I fulfilled one of my goals for “England 2025”—to return to Deal on the Channel coast, a place that thoroughly charmed me during my 5-day stay in 2023.
Deal’s most obvious draw is its sloping, peach-pebble beach. Great Britain has a ridiculous amount of coastline. Much of it is so convoluted that the island exemplifies the infinite coastline paradox in fractal geometry, wherein the length of the coastline increases to the theoretical point of infinity as the unit of measurement decreases. (Picture measuring the coastline with the length of your thumbnail vs. a yard stick vs. a telephone pole. The smaller the unit, the more crannies and jags it can tally. ) Most Britons have favorite places along the coast, and places like Deal, where the convolutions straighten open out into long, open beaches, are much loved.
In London Calling I described my 2023 visit to Deal, including an encounter with Julius Caesar and the perfect tea hut. Here’s how Hut 55 looks now, on a mild-’til-blustery, sunny-’til-cloudy day: largely unchanged since my last time. I.e., perfect.
Tea still strong enough to grow hair on your chest, but as this is a civilized nation, decaf tea as well, a host of non-dairy milks, coffee of course, and essential hot chocolate. Cold bevs in the cooler out front—the full range needed for the day’s skittish weather. Plus carbs: cakes, scones, biscuits, muffins, and “tiffin”—a no-bake rocky road bar whose calorie content, like the fractal coastline, approaches infinity if you measure it too closely.
They were out of ginger and walnut cakes this time so I chose a biscuit (aka cookie). I was so hungry that I probably looked like one of these dogs—as alert and focused as they, but hopefully a bit more intelligent.

A short distance farther on, tea still warm and biscuit half eaten, I revisited the spot in Lower Walmer where Julius Caesar landed long ago.
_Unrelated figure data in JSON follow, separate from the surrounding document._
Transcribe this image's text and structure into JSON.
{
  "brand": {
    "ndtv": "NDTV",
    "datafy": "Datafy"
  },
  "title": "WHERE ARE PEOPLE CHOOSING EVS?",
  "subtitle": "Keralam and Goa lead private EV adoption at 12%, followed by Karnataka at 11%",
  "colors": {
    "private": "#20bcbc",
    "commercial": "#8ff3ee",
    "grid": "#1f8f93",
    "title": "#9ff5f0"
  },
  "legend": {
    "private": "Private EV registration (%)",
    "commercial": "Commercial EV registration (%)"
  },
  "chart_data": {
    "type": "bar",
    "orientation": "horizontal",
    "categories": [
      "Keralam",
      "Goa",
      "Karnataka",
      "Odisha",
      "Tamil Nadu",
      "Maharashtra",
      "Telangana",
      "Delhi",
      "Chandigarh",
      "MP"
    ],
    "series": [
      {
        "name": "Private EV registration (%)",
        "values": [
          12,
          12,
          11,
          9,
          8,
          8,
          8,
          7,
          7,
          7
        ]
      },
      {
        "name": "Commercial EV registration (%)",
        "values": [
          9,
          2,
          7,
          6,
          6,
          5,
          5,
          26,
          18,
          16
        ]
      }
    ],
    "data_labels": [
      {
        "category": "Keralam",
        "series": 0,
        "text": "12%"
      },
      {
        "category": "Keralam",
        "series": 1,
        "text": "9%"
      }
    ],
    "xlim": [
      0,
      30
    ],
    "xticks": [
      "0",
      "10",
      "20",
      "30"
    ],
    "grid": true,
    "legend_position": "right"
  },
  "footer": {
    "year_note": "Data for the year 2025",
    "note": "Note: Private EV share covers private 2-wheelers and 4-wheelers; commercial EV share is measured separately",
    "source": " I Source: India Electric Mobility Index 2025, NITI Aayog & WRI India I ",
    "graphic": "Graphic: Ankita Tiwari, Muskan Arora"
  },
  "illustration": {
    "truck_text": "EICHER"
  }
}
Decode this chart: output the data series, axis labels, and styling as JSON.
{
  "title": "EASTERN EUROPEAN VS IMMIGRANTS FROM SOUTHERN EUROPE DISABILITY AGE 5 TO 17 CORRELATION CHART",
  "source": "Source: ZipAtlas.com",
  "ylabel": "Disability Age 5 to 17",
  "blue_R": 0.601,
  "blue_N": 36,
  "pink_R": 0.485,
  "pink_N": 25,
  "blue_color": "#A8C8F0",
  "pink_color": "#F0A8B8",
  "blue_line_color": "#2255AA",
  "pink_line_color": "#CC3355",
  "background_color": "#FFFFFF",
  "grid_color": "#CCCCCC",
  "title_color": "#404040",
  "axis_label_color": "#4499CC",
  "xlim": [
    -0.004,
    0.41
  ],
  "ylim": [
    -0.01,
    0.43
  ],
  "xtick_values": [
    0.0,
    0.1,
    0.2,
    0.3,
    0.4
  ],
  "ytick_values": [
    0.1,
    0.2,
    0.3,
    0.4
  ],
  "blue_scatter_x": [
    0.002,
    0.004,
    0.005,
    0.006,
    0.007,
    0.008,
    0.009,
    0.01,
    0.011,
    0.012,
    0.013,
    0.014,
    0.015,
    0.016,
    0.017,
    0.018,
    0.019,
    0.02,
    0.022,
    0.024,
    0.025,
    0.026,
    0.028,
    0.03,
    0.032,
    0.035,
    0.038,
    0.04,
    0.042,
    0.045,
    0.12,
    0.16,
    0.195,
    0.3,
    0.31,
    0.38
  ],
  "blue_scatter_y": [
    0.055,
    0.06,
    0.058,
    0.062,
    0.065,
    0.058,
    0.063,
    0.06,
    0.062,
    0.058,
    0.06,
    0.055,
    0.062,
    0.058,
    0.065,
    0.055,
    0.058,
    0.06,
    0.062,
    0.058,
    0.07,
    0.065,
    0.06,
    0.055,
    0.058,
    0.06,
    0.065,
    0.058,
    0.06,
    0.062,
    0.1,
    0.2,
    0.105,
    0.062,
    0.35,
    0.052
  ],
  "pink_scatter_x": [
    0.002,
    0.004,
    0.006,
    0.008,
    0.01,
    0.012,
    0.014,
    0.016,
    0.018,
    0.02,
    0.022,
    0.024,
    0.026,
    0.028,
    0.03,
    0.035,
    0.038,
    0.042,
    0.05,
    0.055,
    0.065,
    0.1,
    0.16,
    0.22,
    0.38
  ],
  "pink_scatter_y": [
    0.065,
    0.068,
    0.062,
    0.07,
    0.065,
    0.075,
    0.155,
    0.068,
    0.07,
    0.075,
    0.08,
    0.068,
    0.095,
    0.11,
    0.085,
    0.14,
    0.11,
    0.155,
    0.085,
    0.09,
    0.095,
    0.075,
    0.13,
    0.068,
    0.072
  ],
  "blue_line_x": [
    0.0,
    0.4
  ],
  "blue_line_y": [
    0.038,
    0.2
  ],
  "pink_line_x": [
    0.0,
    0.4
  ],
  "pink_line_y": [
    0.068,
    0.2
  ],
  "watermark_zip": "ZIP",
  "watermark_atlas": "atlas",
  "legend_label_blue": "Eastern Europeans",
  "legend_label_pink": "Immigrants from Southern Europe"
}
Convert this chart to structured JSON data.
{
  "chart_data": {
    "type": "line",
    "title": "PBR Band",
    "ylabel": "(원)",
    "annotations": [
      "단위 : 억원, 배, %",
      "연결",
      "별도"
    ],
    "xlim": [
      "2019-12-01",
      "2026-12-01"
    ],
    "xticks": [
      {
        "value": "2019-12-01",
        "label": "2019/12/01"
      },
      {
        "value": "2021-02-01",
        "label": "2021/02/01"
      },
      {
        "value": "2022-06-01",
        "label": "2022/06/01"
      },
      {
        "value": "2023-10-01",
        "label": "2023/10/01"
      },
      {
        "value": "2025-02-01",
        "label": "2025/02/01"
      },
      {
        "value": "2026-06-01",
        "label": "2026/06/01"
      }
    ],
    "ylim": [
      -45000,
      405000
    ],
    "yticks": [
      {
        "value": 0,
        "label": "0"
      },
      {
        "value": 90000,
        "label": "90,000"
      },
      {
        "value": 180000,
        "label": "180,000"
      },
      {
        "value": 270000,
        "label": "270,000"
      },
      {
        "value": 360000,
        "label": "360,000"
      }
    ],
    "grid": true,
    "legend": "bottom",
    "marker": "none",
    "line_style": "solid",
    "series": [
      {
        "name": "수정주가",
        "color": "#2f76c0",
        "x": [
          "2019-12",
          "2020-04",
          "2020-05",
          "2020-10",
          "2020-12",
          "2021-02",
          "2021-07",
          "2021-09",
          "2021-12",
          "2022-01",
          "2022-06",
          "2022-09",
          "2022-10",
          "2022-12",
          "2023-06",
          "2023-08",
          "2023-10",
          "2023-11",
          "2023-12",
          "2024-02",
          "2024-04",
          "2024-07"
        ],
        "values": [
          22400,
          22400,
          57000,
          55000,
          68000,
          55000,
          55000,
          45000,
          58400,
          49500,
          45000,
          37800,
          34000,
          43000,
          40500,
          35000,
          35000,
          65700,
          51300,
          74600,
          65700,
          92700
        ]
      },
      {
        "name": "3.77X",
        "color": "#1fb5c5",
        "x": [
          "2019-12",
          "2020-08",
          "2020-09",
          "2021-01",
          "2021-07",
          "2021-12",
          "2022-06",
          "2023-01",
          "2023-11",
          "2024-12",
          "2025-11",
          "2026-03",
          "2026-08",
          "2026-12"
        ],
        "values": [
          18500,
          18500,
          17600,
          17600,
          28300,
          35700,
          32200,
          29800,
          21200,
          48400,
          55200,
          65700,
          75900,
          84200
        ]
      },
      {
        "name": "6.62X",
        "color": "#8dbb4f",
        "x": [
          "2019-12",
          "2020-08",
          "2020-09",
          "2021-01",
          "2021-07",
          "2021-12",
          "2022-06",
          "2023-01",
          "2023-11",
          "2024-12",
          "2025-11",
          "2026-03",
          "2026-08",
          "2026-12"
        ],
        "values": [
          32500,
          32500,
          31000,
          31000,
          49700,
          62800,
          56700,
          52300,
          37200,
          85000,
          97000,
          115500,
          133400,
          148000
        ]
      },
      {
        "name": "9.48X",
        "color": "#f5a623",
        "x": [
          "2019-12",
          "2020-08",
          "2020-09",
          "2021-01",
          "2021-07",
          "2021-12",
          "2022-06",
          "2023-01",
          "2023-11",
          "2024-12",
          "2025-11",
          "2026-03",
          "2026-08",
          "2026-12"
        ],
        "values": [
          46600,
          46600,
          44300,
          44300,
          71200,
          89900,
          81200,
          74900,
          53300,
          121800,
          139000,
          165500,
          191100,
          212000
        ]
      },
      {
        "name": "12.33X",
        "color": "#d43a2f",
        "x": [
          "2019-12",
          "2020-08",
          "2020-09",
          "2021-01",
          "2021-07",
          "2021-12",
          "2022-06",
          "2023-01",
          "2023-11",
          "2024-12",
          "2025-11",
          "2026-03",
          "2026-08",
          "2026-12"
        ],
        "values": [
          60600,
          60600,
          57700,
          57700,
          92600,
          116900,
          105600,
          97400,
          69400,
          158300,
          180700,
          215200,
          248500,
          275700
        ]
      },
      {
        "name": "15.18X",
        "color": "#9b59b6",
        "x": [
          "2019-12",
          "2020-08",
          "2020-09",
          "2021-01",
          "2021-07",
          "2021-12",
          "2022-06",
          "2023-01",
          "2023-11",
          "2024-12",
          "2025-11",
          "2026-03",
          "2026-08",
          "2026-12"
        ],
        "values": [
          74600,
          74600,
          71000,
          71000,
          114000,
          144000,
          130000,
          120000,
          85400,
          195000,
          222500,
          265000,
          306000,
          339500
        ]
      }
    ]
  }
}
This paragraph in the lower left tickled my sense of history and absurdity. History, because, well, yeah:
“Julius Caesar first landed in Britain just north of here in August 55 B.C. He encountered strong resistance from the native Britons and stayed only a few weeks. Bad weather had prevented reinforcements and resupply. Despite one more abortive landing one year later further north, it was nearly 100 years before Emperor Claudius [forever Derek Jacobi] managed to make Britain a part of the Roman empire.”
(“Managed to” is nicely passive-aggressive, don’t you think?)
So much for the history bit. The absurdity bit was that I kept picturing Caesar and his lieutenants, scruffy and bilious from their sail (or row?) across the windy Channel, clambering up the pebbled beach to the queue at Hut 55, being admonished by the locals to await their turn before sheepishly ordering tea and toasties. In Latin.
Because of my perpetual weirdness, that got me thinking about time and space. “George Washington slept here” is nothing compared to standing where ole’ Julius got his hat handed to him by the locals two millennia ago. But what was that compared to the long history of the Britons he encountered? And who were they compared to the history of the island itself? Through how many eons had the earth risen and fallen and the seas rolled, roiled, and shifted to create the countless pebbles that cover this stretch of coast? What is human history to any of that?
We’re not the only Earth species that laughs. But how did the universe unfold so that an organism capable of pondering time that way and imagining Caesar queuing up for tea could come along?
What happened in the whole of consciousness the first time a self-aware, biological being imagined unlikely or impossible juxtapositions and laughed out loud?
(Hmm….if you remove the word “biological” from that sentence, might I have just described what triggered the big bang?)
Anyhoo…here’s a 2023 photo from the trail along the chalk cliffs beyond Walmer. I’m well past the end of this year’s English sojourn. I didn’t walk as far this time, but I hope to on my next visit, perhaps even all the way to Dover. I’ll bring tea in a flask, maybe mutter a bit of high school Latin, and ponder the history of the chalk.
Post script:
One of the late great George Booth’s cartoons for The New Yorker, of a Roman legion meeting a lone shepherd, was captioned General Varus’ compliments. Which way to Teutoburgervald? That image and caption have been rattling around in my brainium since the 1980s and likely inspired my vision of Caesar queuing up for tea. Human memory—another unfathomable strangeness!